As a consequence, an RO is also limited in its business scope, as it is forbidden from engaging in any profit-seeking activities, and can only legally engage in:
- Market research, display and publicity activities that relate to company product or services; and
- Networking activities that relate to company product sales or service provision and domestic procurement and investment.
Establishing an RO
1. Pre-requisite to establishing an RO
To set up an RO, the overseas parent company must have already been in existence for two years.
To setup a business in China, the business must have a relevant lease agreement that can be submitted to the Administration of Industry and Commerce (AIC).

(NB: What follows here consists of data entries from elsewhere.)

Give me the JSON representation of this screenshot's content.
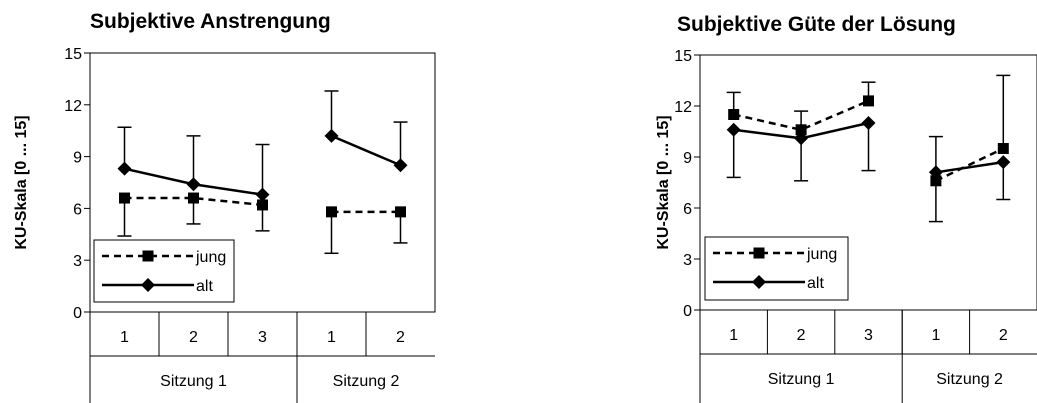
{
  "chart_data": [
    {
      "type": "line",
      "title": "Subjektive Anstrengung",
      "ylabel": "KU-Skala [0 ... 15]",
      "xlabel": "",
      "ylim": [
        0,
        15
      ],
      "yticks": [
        0,
        3,
        6,
        9,
        12,
        15
      ],
      "categories": [
        "1",
        "2",
        "3",
        "1",
        "2"
      ],
      "groups": [
        {
          "label": "Sitzung 1",
          "categories": [
            "1",
            "2",
            "3"
          ]
        },
        {
          "label": "Sitzung 2",
          "categories": [
            "1",
            "2"
          ]
        }
      ],
      "legend_position": "bottom-left",
      "series": [
        {
          "name": "jung",
          "style": "dashed",
          "marker": "square",
          "values": [
            6.6,
            6.6,
            6.2,
            5.8,
            5.8
          ],
          "error_low": [
            4.4,
            5.1,
            null,
            3.4,
            4.0
          ],
          "error_high": [
            null,
            null,
            null,
            null,
            null
          ]
        },
        {
          "name": "alt",
          "style": "solid",
          "marker": "diamond",
          "values": [
            8.3,
            7.4,
            6.8,
            10.2,
            8.5
          ],
          "error_low": [
            null,
            null,
            4.7,
            null,
            null
          ],
          "error_high": [
            10.7,
            10.2,
            9.7,
            12.8,
            11.0
          ]
        }
      ]
    },
    {
      "type": "line",
      "title": "Subjektive Güte der Lösung",
      "ylabel": "KU-Skala [0 ... 15]",
      "xlabel": "",
      "ylim": [
        0,
        15
      ],
      "yticks": [
        0,
        3,
        6,
        9,
        12,
        15
      ],
      "categories": [
        "1",
        "2",
        "3",
        "1",
        "2"
      ],
      "groups": [
        {
          "label": "Sitzung 1",
          "categories": [
            "1",
            "2",
            "3"
          ]
        },
        {
          "label": "Sitzung 2",
          "categories": [
            "1",
            "2"
          ]
        }
      ],
      "legend_position": "bottom-left",
      "series": [
        {
          "name": "jung",
          "style": "dashed",
          "marker": "square",
          "values": [
            11.5,
            10.6,
            12.3,
            7.6,
            9.5
          ],
          "error_low": [
            null,
            null,
            null,
            null,
            null
          ],
          "error_high": [
            12.8,
            11.7,
            13.4,
            null,
            13.8
          ]
        },
        {
          "name": "alt",
          "style": "solid",
          "marker": "diamond",
          "values": [
            10.6,
            10.1,
            11.0,
            8.1,
            8.7
          ],
          "error_low": [
            7.8,
            7.6,
            8.2,
            5.2,
            6.5
          ],
          "error_high": [
            null,
            null,
            null,
            10.2,
            null
          ]
        }
      ]
    }
  ]
}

When selecting an office location, investors should be careful to obtain a series of key documents from the landlord to ensure that the building is itself certified to accommodate a business and to lease units to ROs.
These key documents are:
- Premises Ownership Certificate, affixed with the landlord’s company seal;
- Landlord’s Business License, affixed with the landlord’s company seal;
- Commitment letter or agreement of sub-leasing issued by the property owner for sub-leasing; and
- Real estate filing record issued by local government.
However, as the RO is technically not a Chinese enterprise, special attention needs to be paid to finding a suitable premise for AIC registration, as businesses RO applicants may be under heightened scrutiny during this process.
2. Set up procedure
Once the required information and documents are submitted to local government, it typically takes at least 2 months to set-up a fully operational RO — including a minimum one month for the requisite documents to be notarized and legalized and for the AIC to issue the necessary certificates for establishment of the RO and another one month to set up the necessary accounts and chops for the business operation of the RO.

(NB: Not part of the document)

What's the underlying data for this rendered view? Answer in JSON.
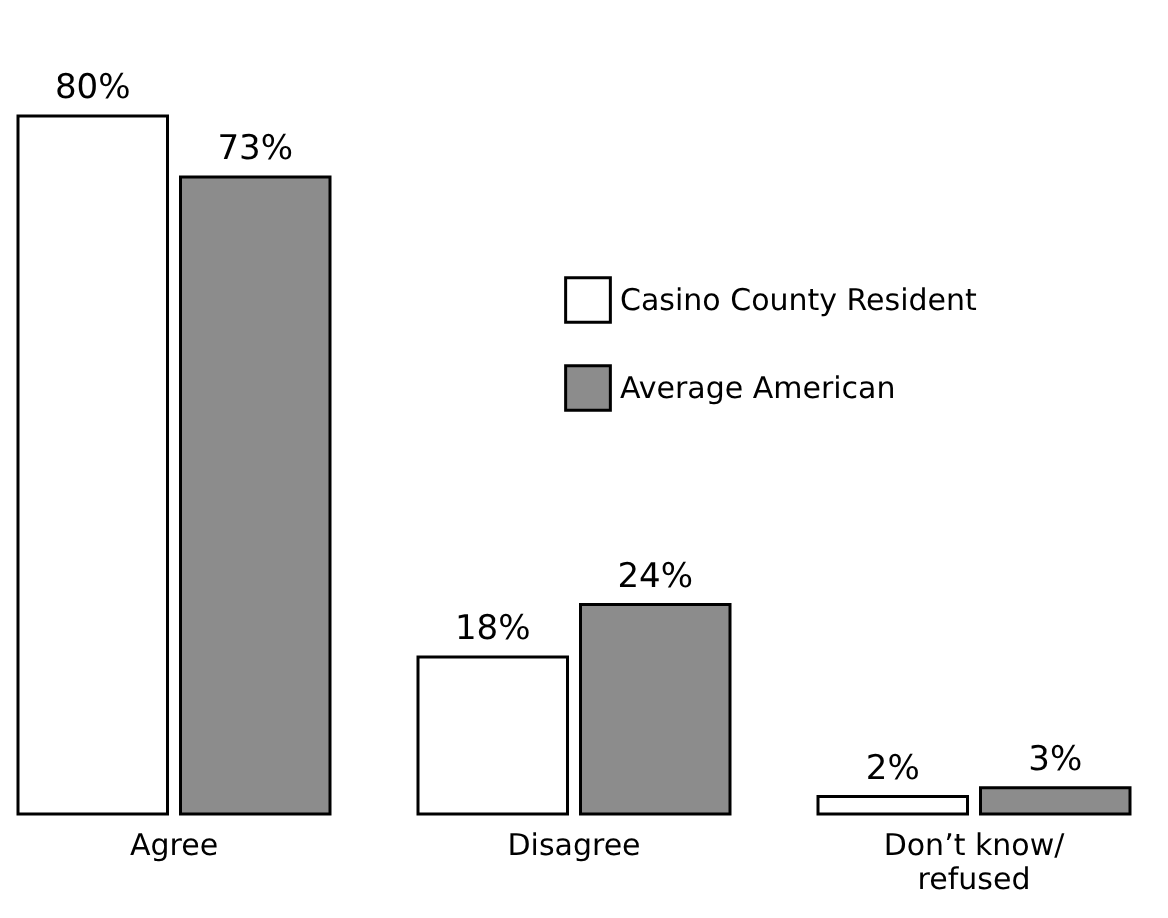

The AIC will usually issue an RO Registration Certificate, Chief Representative Certificate, General Representative Certificate within 10-15 working days and another three days is needed to carve the relevant chops including the RO Chop, Financial Chop, and Chief Representative Chop.
The set-up procedure is summarized below.
Foreign investors should open a Chinese bank account to handle the daily operation in China. Foreign currency settlement account also could be opened subject to foreign investor’s actual needs. In this regard, registration with State Administration of Foreign Exchange (SAFE) shall be done properly in advance.
The above RO incorporation procedure could be completed by foreign investors or to outsource to an experienced service company in order to avoid exposure to undue risk.
In addition, the RO chops are required to be managed properly to add a third-party consulting company of security. This prevents the RO chops falling into the wrong hands such as disgruntled employees who exert pressure on the company for various reasons by seizing the RO chops.
Limitations of an RO
As an RO is merely an extension of its parent company, there are some considerable limitations to its business operational capacity and hiring capacity.
Chinese staff working for an RO, must be employed through a human resources agency that will sign a contract with the RO on the one hand and with the Chinese staff on the other in order to ensure social security and housing fund contributions are paid on a regular basis. While there is normally no limitation to the number of Chinese staff a RO is able to employ, no more than four foreign employees can be hired per RO.
In addition, foreign staff working for ROs should have an employment relationship with the parent company abroad, and any disputes should be settled under the laws of that country.
While relatively easy to establish and maintain, ROs are also fairly limited in terms of operational scope since they cannot actually issue invoices (i.e., fapiao, the basis for obtaining tax deductions in China) or sign contracts.
Taxation and reporting requirements
ROs are required to submit an annual report by June 30 every year providing information on the legal status and standing information of the foreign enterprise, ongoing business activities of the RO, and payment balance audited by their accounting agencies.
The registration authorities will issue fines if the RO fails to provide such reports on time or if it provides false information.
ROs are usually taxed on gross expenses with the overall tax burden and the deemed profit rate for general RO is 15 percent; however, these rates may be adjusted by the relevant tax bureau according to the industry.
If the chief representative is a foreign national who is fully based in China, the chief representative shall be fully subject to individual tax based on the income derived from the RO. If the chief representative works for the RO only occasionally, his/her individual tax shall be calculated based on the days he/she stays in China per month.